Happy Wife = Long Life?
New research indicates that having a happy spouse is associated with longevity.
Posted Mar 28, 2019
We’ve all heard the adage, Happy wife, happy life. It turns out it may be true: A study led by a Rutgers University researcher found that a husband’s life satisfaction tended to be greater when his wife described their marriage as a happy one.
But let's take this adage one step further and ask a more intriguing question: Can having a happy spouse (regardless of gender) not only lead to a happier life but a longer one as well? That is the question a researcher from the Netherlands recently set out to answer. In this study, social psychologist Olga Stavrova examined a nationally representative sample that included more than 4,000 married couples age 50 or older. The couples were followed for up to eight years and measured in terms of a range of psychological and physical variables. (Not all of the participants survived those eight years, so any deaths that occurred during the study’s duration were also recorded.)
The first notable result was this: The life satisfaction of one's spouse was associated with a significantly reduced risk of dying. Put simply, people with happy spouses — those who would strongly agree with the statement “I am satisfied with my life” — lived longer than people with unhappy spouses. Importantly, this result held regardless of the individual’s gender, ethnicity, education level, household income, or sexual orientation.
This figure shows that as time went by, people with an unhappy spouse (the top line) showed an increase in the risk of death steeper than that of people with a happy spouse (the bottom line).
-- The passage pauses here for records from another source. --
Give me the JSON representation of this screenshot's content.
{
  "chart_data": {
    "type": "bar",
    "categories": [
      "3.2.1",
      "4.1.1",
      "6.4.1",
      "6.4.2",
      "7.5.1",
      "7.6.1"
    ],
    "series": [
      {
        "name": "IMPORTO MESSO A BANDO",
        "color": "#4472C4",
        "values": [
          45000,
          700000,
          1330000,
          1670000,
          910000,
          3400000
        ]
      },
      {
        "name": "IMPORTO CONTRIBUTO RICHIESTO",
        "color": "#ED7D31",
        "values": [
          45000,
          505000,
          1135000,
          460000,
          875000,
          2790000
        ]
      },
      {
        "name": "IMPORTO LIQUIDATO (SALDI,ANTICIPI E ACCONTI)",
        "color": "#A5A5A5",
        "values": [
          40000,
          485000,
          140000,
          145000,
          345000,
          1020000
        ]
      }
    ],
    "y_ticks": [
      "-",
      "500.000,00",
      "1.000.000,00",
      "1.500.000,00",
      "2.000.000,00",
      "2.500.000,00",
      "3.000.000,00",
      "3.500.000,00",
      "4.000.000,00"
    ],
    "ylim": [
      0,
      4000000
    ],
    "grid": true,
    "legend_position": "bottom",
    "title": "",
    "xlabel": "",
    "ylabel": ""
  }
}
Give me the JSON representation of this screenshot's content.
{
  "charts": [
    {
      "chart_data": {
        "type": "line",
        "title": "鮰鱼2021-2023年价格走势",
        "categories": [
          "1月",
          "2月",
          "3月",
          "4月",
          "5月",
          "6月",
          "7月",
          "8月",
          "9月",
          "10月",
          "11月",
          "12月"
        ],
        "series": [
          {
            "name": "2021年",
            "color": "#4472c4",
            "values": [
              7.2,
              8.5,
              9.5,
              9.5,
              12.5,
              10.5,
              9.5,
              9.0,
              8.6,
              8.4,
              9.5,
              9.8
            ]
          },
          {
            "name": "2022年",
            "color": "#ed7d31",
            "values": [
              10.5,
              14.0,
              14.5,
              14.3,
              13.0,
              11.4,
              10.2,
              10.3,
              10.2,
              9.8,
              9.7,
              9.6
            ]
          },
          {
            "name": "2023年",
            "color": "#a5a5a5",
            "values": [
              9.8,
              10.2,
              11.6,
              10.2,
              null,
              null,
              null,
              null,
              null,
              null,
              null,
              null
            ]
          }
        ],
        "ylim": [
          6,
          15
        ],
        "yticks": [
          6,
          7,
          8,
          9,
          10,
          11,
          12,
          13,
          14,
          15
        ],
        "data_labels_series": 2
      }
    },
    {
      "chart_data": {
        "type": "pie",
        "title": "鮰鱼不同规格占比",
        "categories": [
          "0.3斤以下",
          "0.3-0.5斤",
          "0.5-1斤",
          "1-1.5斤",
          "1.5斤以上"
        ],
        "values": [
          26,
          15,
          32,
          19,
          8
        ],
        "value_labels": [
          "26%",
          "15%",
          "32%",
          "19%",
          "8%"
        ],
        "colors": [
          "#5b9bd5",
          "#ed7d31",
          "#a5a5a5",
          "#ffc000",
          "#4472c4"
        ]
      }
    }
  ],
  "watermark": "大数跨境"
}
So just as a good diet, a healthy weight, and regular exercise protect you against premature death, it is possible that a happy spouse does too.
You may be thinking, Why? Why would having a happy spouse be associated with a reduced risk of dying?
There are probably several explanations. It could be that when our spouse is happy, they are more likely to take care of us, especially in times of illness. Or it could be that when our spouse is happy, they are less likely to fight with us and so they reduce our stress.
A third possibility, one the researchers examined in this study, is that happy people are simply more physically active. And the more active our partner is, the more active we are as well. In the end, the results supported this conclusion: Happy people engaged in more vigorous physical activity, which in turn was associated with their spouses being more active, which in turn was associated with their spouses having a lower likelihood of death.
It is important to keep in mind that this study was entirely correlational. That means that although spousal happiness and mortality were found to be related, we can’t say for sure that the former caused the latter. There may be some yet-to-be-examined variable that causes both spousal happiness and decreased mortality. However, this study did include a number of features that bolster a causal explanation, including the fact that it was longitudinal, the fact that reverse causality (i.e., mortality causing earlier spousal happiness) is not logically possible, and the fact that it did assess a possible causal mechanism (it examined physical activity as a mediator). This study was the first of its kind and more research is needed, but the initial results are intriguing.
So here is the takeaway point: The next time you have an opportunity to make your spouse happy—maybe by surprising them with a gift or giving them a back rub without them having to ask, or supporting their dreams and aspirations—do it. Not only will it benefit your partner, but it may also provide you with benefits as well. The same goes for your partner: Relationships, after all, are a two-way street. Consider forwarding this article to your spouse as a not-so-subtle reminder.